3. A receives message on Waku; B on Whisper.
**Note**: This flow means if another bridge C1 is active, we might get duplicate relaying for a message between C1 and C2. I.e. Whisper(<>Waku<>Whisper)<>Waku, A-C1-C2-B. Theoretically this bridging chain can get as long as TTL permits.
It is desirable to have a strategy for maintaining forward compatibility between `waku/0` and future version of waku. Here we outline some concerns and strategy for this.
- **Connecting to nodes with multiple versions:** The way this SHOULD be accomplished in the future is by negotiating the versions of subprotocols, within the `hello` message nodes transmit their capabilities along with a version. As suggested in [EIP-8](https://eips.ethereum.org/EIPS/eip-8), if a node connects that has a higher version number for a specific capability, the node with a lower number SHOULD assume backwards compatiblity. The node with the higher version will decide if compatibility can be assured between versions, if this is not the case it MUST disconnect.
- **Adding new packet codes:** New packet codes can be added easily due to the available packet codes, upgrades that add new packet codes should implement some fallback mechanism if no response was received for nodes that do not yet understand this packet.
There are several security considerations to take into account when running Waku. Chief among them are: scalability, DDoS-resistance and privacy. These also vary depending on what capabilities are used. The security considerations for extra capabilities such as [mailservers](./wms.md#security-considerations) can be found in their respective specifications.
In version 0 of Waku, bandwidth usage is likely to be an issue. For more investigation into this, see the theoretical scaling model described [here](https://github.com/vacp2p/research/tree/dcc71f4779be832d3b5ece9c4e11f1f7ec24aac2/whisper_scalability).
**Gossip-based routing:**
Use of gossip-based routing doesn't necessarily scale. It means each node can see a message multiple times, and having too many light nodes can cause propagation probability that is too low. See [Whisper vs PSS](https://our.status.im/whisper-pss-comparison/) for more and a possible Kademlia based alternative.
**Lack of incentives:**
Waku currently lacks incentives to run nodes, which means node operators are more likely to create centralized choke points.
The main privacy concern with light nodes is that directly connected peers will know that a message originates from them (as it are the only ones it sends). This means nodes can make assumptions about what messages (topics) their peers are interested in.

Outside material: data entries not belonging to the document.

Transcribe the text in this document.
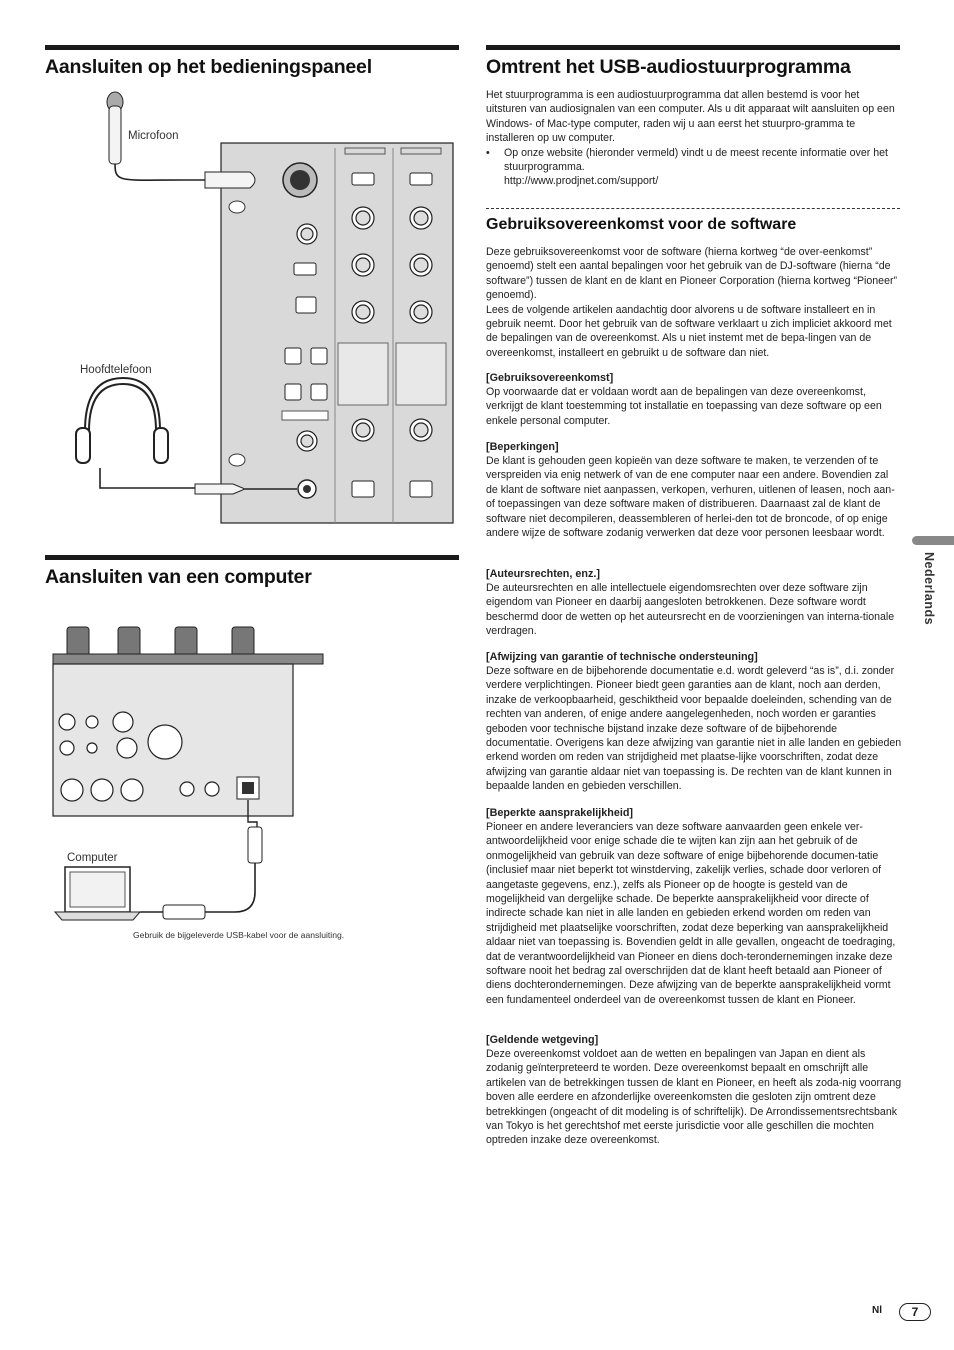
Aansluiten op het bedieningspaneel
Microfoon
Hoofdtelefoon
Aansluiten van een computer
Computer
Gebruik de bijgeleverde USB-kabel voor de aansluiting.
Omtrent het USB-audiostuurprogramma

Het stuurprogramma is een audiostuurprogramma dat allen bestemd is voor het uitsturen van audiosignalen van een computer. Als u dit apparaat wilt aansluiten op een Windows- of Mac-type computer, raden wij u aan eerst het stuurpro-gramma te installeren op uw computer.

• Op onze website (hieronder vermeld) vindt u de meest recente informatie over het stuurprogramma.

http://www.prodjnet.com/support/

Gebruiksovereenkomst voor de software

Deze gebruiksovereenkomst voor de software (hierna kortweg “de over-eenkomst” genoemd) stelt een aantal bepalingen voor het gebruik van de DJ-software (hierna “de software”) tussen de klant en de klant en Pioneer Corporation (hierna kortweg “Pioneer” genoemd).

Lees de volgende artikelen aandachtig door alvorens u de software installeert en in gebruik neemt. Door het gebruik van de software verklaart u zich impliciet akkoord met de bepalingen van de overeenkomst. Als u niet instemt met de bepa-lingen van de overeenkomst, installeert en gebruikt u de software dan niet.

[Gebruiksovereenkomst]

Op voorwaarde dat er voldaan wordt aan de bepalingen van deze overeenkomst, verkrijgt de klant toestemming tot installatie en toepassing van deze software op een enkele personal computer.

[Beperkingen]

De klant is gehouden geen kopieën van deze software te maken, te verzenden of te verspreiden via enig netwerk of van de ene computer naar een andere. Bovendien zal de klant de software niet aanpassen, verkopen, verhuren, uitlenen of leasen, noch aan- of toepassingen van deze software maken of distribueren. Daarnaast zal de klant de software niet decompileren, deassembleren of herlei-den tot de broncode, of op enige andere wijze de software zodanig verwerken dat deze voor personen leesbaar wordt.

[Auteursrechten, enz.]

De auteursrechten en alle intellectuele eigendomsrechten over deze software zijn eigendom van Pioneer en daarbij aangesloten betrokkenen. Deze software wordt beschermd door de wetten op het auteursrecht en de voorzieningen van interna-tionale verdragen.

[Afwijzing van garantie of technische ondersteuning]

Deze software en de bijbehorende documentatie e.d. wordt geleverd “as is”, d.i. zonder verdere verplichtingen. Pioneer biedt geen garanties aan de klant, noch aan derden, inzake de verkoopbaarheid, geschiktheid voor bepaalde doeleinden, schending van de rechten van anderen, of enige andere aangelegenheden, noch worden er garanties geboden voor technische bijstand inzake deze software of de bijbehorende documentatie. Overigens kan deze afwijzing van garantie niet in alle landen en gebieden erkend worden om reden van strijdigheid met plaatse-lijke voorschriften, zodat deze afwijzing van garantie aldaar niet van toepassing is. De rechten van de klant kunnen in bepaalde landen en gebieden verschillen.

[Beperkte aansprakelijkheid]

Pioneer en andere leveranciers van deze software aanvaarden geen enkele ver-antwoordelijkheid voor enige schade die te wijten kan zijn aan het gebruik of de onmogelijkheid van gebruik van deze software of enige bijbehorende documen-tatie (inclusief maar niet beperkt tot winstderving, zakelijk verlies, schade door verloren of aangetaste gegevens, enz.), zelfs als Pioneer op de hoogte is gesteld van de mogelijkheid van dergelijke schade. De beperkte aansprakelijkheid voor directe of indirecte schade kan niet in alle landen en gebieden erkend worden om reden van strijdigheid met plaatselijke voorschriften, zodat deze beperking van aansprakelijkheid aldaar niet van toepassing is. Bovendien geldt in alle gevallen, ongeacht de toedraging, dat de verantwoordelijkheid van Pioneer en diens doch-terondernemingen inzake deze software nooit het bedrag zal overschrijden dat de klant heeft betaald aan Pioneer of diens dochterondernemingen. Deze afwijzing van de beperkte aansprakelijkheid vormt een fundamenteel onderdeel van de overeenkomst tussen de klant en Pioneer.

[Geldende wetgeving]

Deze overeenkomst voldoet aan de wetten en bepalingen van Japan en dient als zodanig geïnterpreteerd te worden. Deze overeenkomst bepaalt en omschrijft alle artikelen van de betrekkingen tussen de klant en Pioneer, en heeft als zoda-nig voorrang boven alle eerdere en afzonderlijke overeenkomsten die gesloten zijn omtrent deze betrekkingen (ongeacht of dit modeling is of schriftelijk). De Arrondissementsrechtsbank van Tokyo is het gerechtshof met eerste jurisdictie voor alle geschillen die mochten optreden inzake deze overeenkomst.

Nederlands
Nl	7
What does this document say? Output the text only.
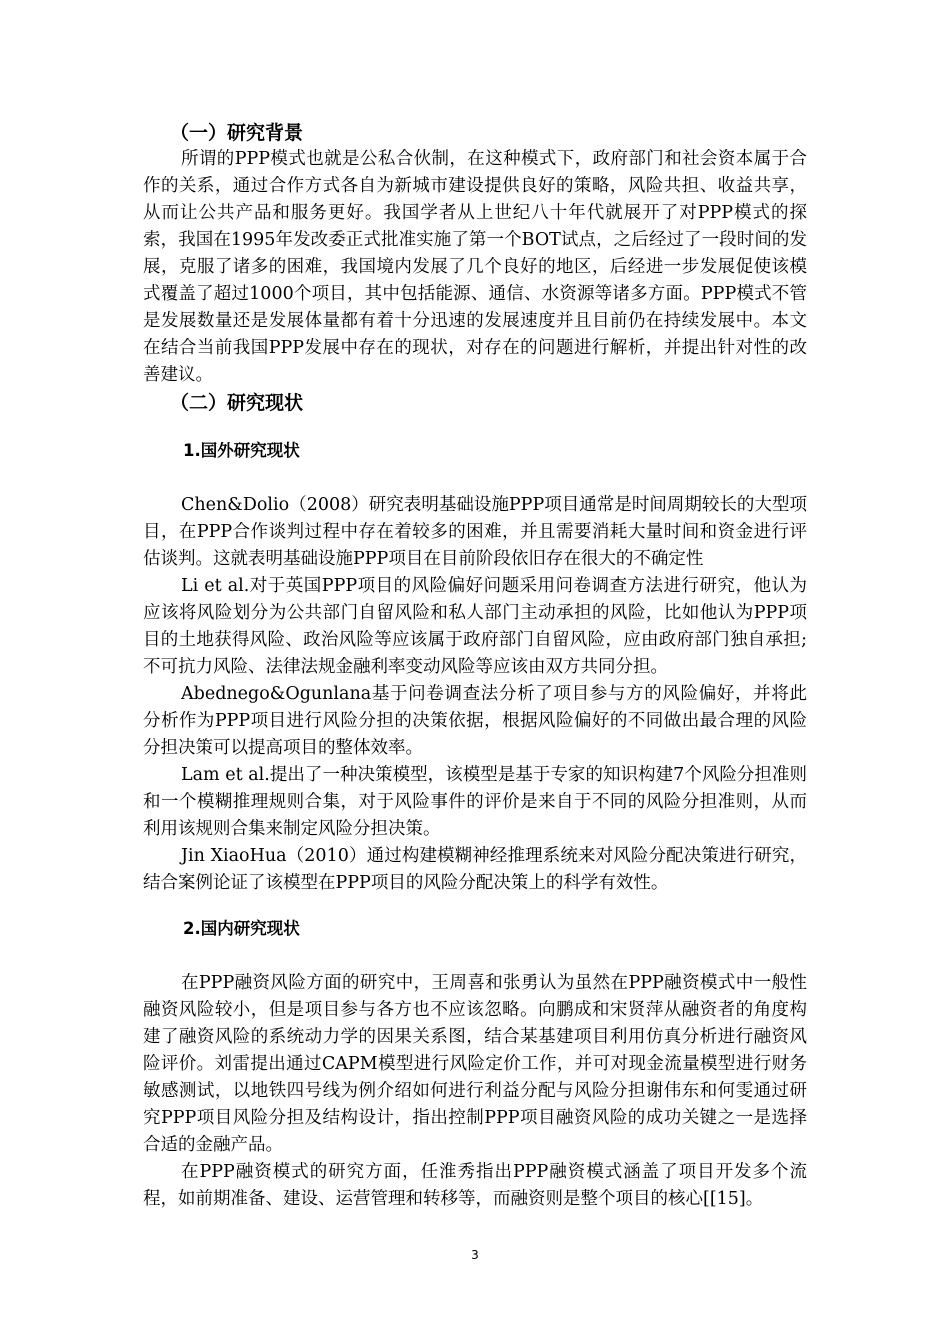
（一）研究背景

所谓的PPP模式也就是公私合伙制，在这种模式下，政府部门和社会资本属于合作的关系，通过合作方式各自为新城市建设提供良好的策略，风险共担、收益共享，从而让公共产品和服务更好。我国学者从上世纪八十年代就展开了对PPP模式的探索，我国在1995年发改委正式批准实施了第一个BOT试点，之后经过了一段时间的发展，克服了诸多的困难，我国境内发展了几个良好的地区，后经进一步发展促使该模式覆盖了超过1000个项目，其中包括能源、通信、水资源等诸多方面。PPP模式不管是发展数量还是发展体量都有着十分迅速的发展速度并且目前仍在持续发展中。本文在结合当前我国PPP发展中存在的现状，对存在的问题进行解析，并提出针对性的改善建议。

（二）研究现状
1.国外研究现状

Chen&Dolio（2008）研究表明基础设施PPP项目通常是时间周期较长的大型项目，在PPP合作谈判过程中存在着较多的困难，并且需要消耗大量时间和资金进行评估谈判。这就表明基础设施PPP项目在目前阶段依旧存在很大的不确定性

Li et al.对于英国PPP项目的风险偏好问题采用问卷调查方法进行研究，他认为应该将风险划分为公共部门自留风险和私人部门主动承担的风险，比如他认为PPP项目的土地获得风险、政治风险等应该属于政府部门自留风险，应由政府部门独自承担;不可抗力风险、法律法规金融利率变动风险等应该由双方共同分担。

Abednego&Ogunlana基于问卷调查法分析了项目参与方的风险偏好，并将此分析作为PPP项目进行风险分担的决策依据，根据风险偏好的不同做出最合理的风险分担决策可以提高项目的整体效率。

Lam et al.提出了一种决策模型，该模型是基于专家的知识构建7个风险分担准则和一个模糊推理规则合集，对于风险事件的评价是来自于不同的风险分担准则，从而利用该规则合集来制定风险分担决策。

Jin XiaoHua（2010）通过构建模糊神经推理系统来对风险分配决策进行研究，结合案例论证了该模型在PPP项目的风险分配决策上的科学有效性。

2.国内研究现状

在PPP融资风险方面的研究中，王周喜和张勇认为虽然在PPP融资模式中一般性融资风险较小，但是项目参与各方也不应该忽略。向鹏成和宋贤萍从融资者的角度构建了融资风险的系统动力学的因果关系图，结合某基建项目利用仿真分析进行融资风险评价。刘雷提出通过CAPM模型进行风险定价工作，并可对现金流量模型进行财务敏感测试，以地铁四号线为例介绍如何进行利益分配与风险分担谢伟东和何雯通过研究PPP项目风险分担及结构设计，指出控制PPP项目融资风险的成功关键之一是选择合适的金融产品。

在PPP融资模式的研究方面，任淮秀指出PPP融资模式涵盖了项目开发多个流程，如前期准备、建设、运营管理和转移等，而融资则是整个项目的核心[[15]。

3
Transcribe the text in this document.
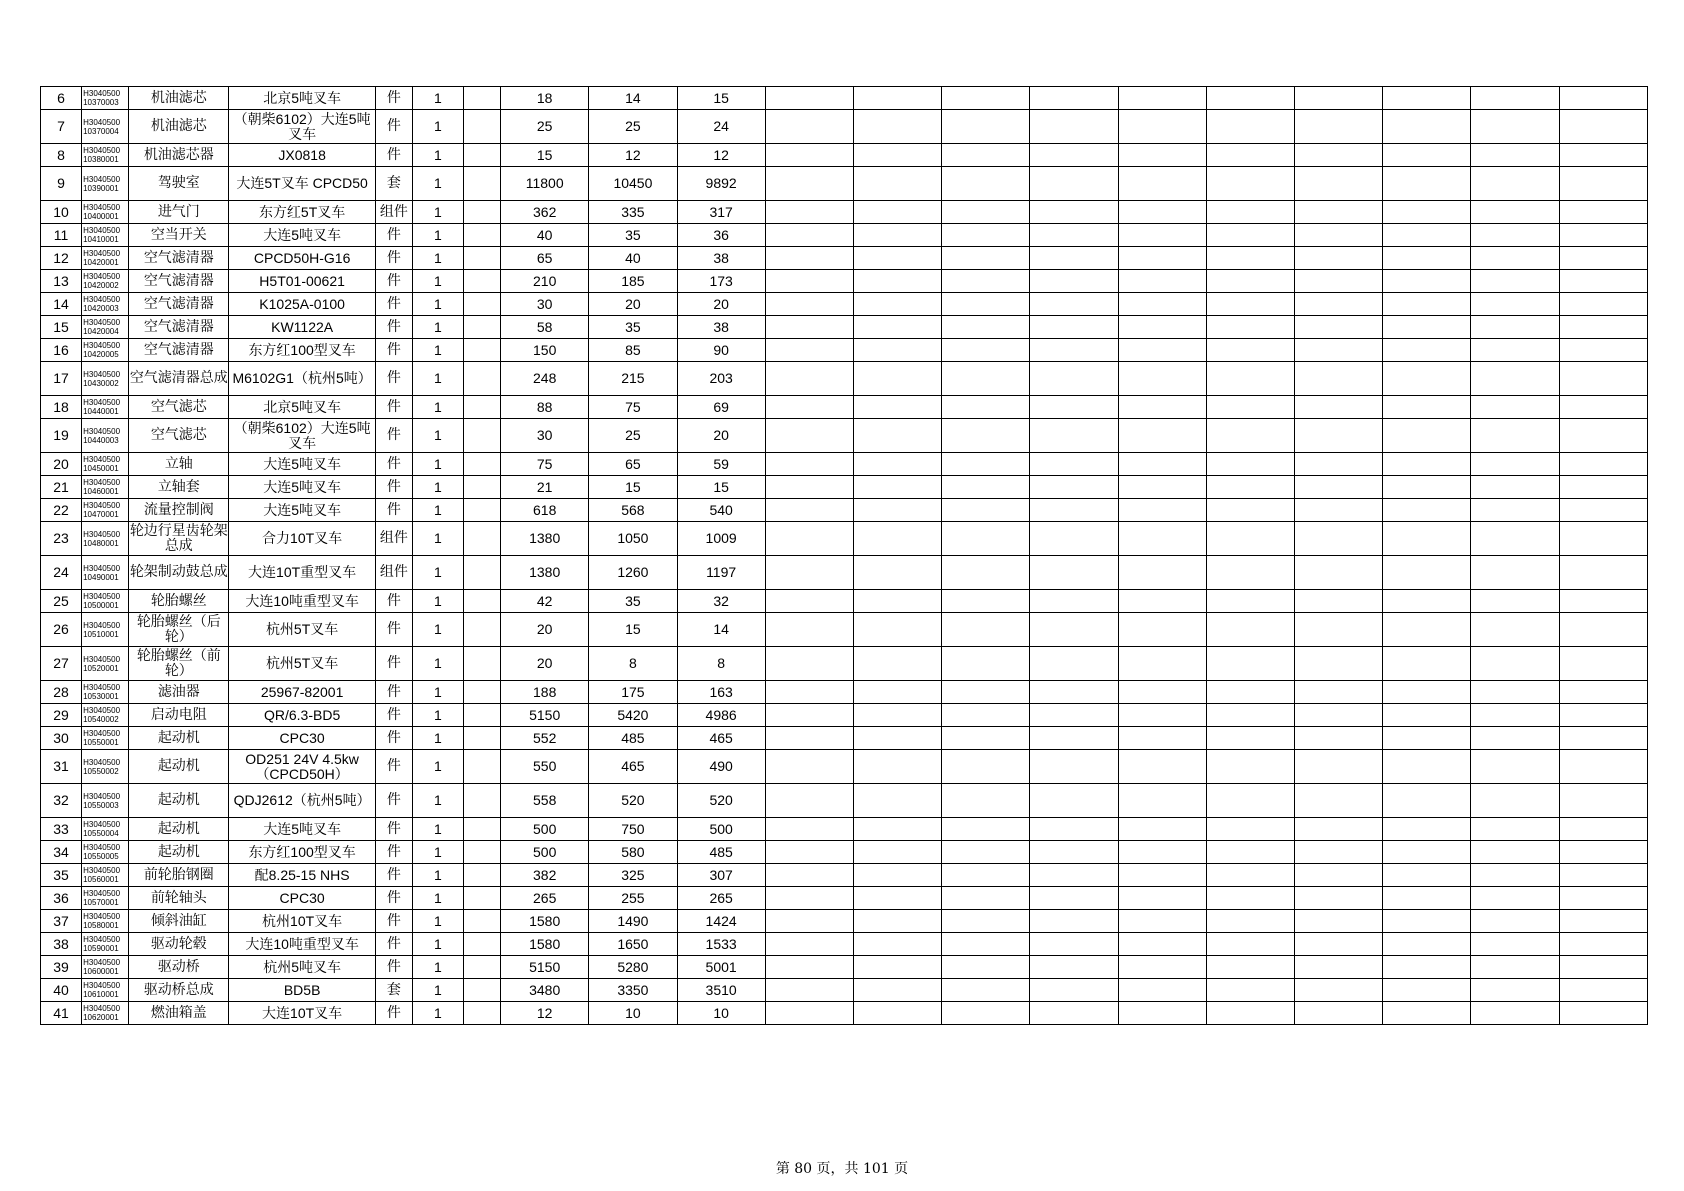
6	H3040500 10370003	机油滤芯	北京5吨叉车	件	1		18	14	15										
7	H3040500 10370004	机油滤芯	（朝柴6102）大连5吨叉车	件	1		25	25	24										
8	H3040500 10380001	机油滤芯器	JX0818	件	1		15	12	12										
9	H3040500 10390001	驾驶室	大连5T叉车 CPCD50	套	1		11800	10450	9892										
10	H3040500 10400001	进气门	东方红5T叉车	组件	1		362	335	317										
11	H3040500 10410001	空当开关	大连5吨叉车	件	1		40	35	36										
12	H3040500 10420001	空气滤清器	CPCD50H-G16	件	1		65	40	38										
13	H3040500 10420002	空气滤清器	H5T01-00621	件	1		210	185	173										
14	H3040500 10420003	空气滤清器	K1025A-0100	件	1		30	20	20										
15	H3040500 10420004	空气滤清器	KW1122A	件	1		58	35	38										
16	H3040500 10420005	空气滤清器	东方红100型叉车	件	1		150	85	90										
17	H3040500 10430002	空气滤清器总成	M6102G1（杭州5吨）	件	1		248	215	203										
18	H3040500 10440001	空气滤芯	北京5吨叉车	件	1		88	75	69										
19	H3040500 10440003	空气滤芯	（朝柴6102）大连5吨叉车	件	1		30	25	20										
20	H3040500 10450001	立轴	大连5吨叉车	件	1		75	65	59										
21	H3040500 10460001	立轴套	大连5吨叉车	件	1		21	15	15										
22	H3040500 10470001	流量控制阀	大连5吨叉车	件	1		618	568	540										
23	H3040500 10480001	轮边行星齿轮架总成	合力10T叉车	组件	1		1380	1050	1009										
24	H3040500 10490001	轮架制动鼓总成	大连10T重型叉车	组件	1		1380	1260	1197										
25	H3040500 10500001	轮胎螺丝	大连10吨重型叉车	件	1		42	35	32										
26	H3040500 10510001	轮胎螺丝（后轮）	杭州5T叉车	件	1		20	15	14										
27	H3040500 10520001	轮胎螺丝（前轮）	杭州5T叉车	件	1		20	8	8										
28	H3040500 10530001	滤油器	25967-82001	件	1		188	175	163										
29	H3040500 10540002	启动电阻	QR/6.3-BD5	件	1		5150	5420	4986										
30	H3040500 10550001	起动机	CPC30	件	1		552	485	465										
31	H3040500 10550002	起动机	OD251 24V 4.5kw（CPCD50H）	件	1		550	465	490										
32	H3040500 10550003	起动机	QDJ2612（杭州5吨）	件	1		558	520	520										
33	H3040500 10550004	起动机	大连5吨叉车	件	1		500	750	500										
34	H3040500 10550005	起动机	东方红100型叉车	件	1		500	580	485										
35	H3040500 10560001	前轮胎钢圈	配8.25-15 NHS	件	1		382	325	307										
36	H3040500 10570001	前轮轴头	CPC30	件	1		265	255	265										
37	H3040500 10580001	倾斜油缸	杭州10T叉车	件	1		1580	1490	1424										
38	H3040500 10590001	驱动轮毂	大连10吨重型叉车	件	1		1580	1650	1533										
39	H3040500 10600001	驱动桥	杭州5吨叉车	件	1		5150	5280	5001										
40	H3040500 10610001	驱动桥总成	BD5B	套	1		3480	3350	3510										
41	H3040500 10620001	燃油箱盖	大连10T叉车	件	1		12	10	10										
第 80 页，共 101 页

By having a bloom filter where only the topics you are interested in are set, you reveal which messages you are interested in. This is a fundamental tradeoff between bandwidth usage and privacy, though the tradeoff space is likely suboptimal in terms of the [Anonymity](https://eprint.iacr.org/2017/954.pdf) [trilemma](https://petsymposium.org/2019/files/hotpets/slides/coordination-helps-anonymity-slides.pdf).
**Privacy guarantees not rigorous:**
Privacy for Whisper / Waku haven't been studied rigorously for various threat models like global passive adversary, local active attacker, etc. This is unlike e.g. Tor and mixnets.
**Topic hygiene:**
Similar to bloom filter privacy, if you use a very specific topic you reveal more information. See scalability model linked above.
### Spam resistance
**PoW bad for heterogenerous devices:**
Proof of work is a poor spam prevention mechanism. A mobile device can only have a very low PoW in order not to use too much CPU / burn up its phone battery. This means someone can spin up a powerful node and overwhelm the network.
### Censorship resistance
**Devp2p TCP port blockable:**
By default Devp2p runs on port `30303`, which is not commonly used for any other service. This means it is easy to censor, e.g. airport WiFi. This can be mitigated somewhat by running on e.g. port `80` or `443`, but there are still outstanding issues. See libp2p and Tor's Pluggable Transport for how this can be improved.
To avoid duplicate envelopes, only connect to one Waku node. Benign duplicate envelopes is an intrinsic property of Whisper which often leads to a N factor increase in traffic, where N is the number of peers you are connected to.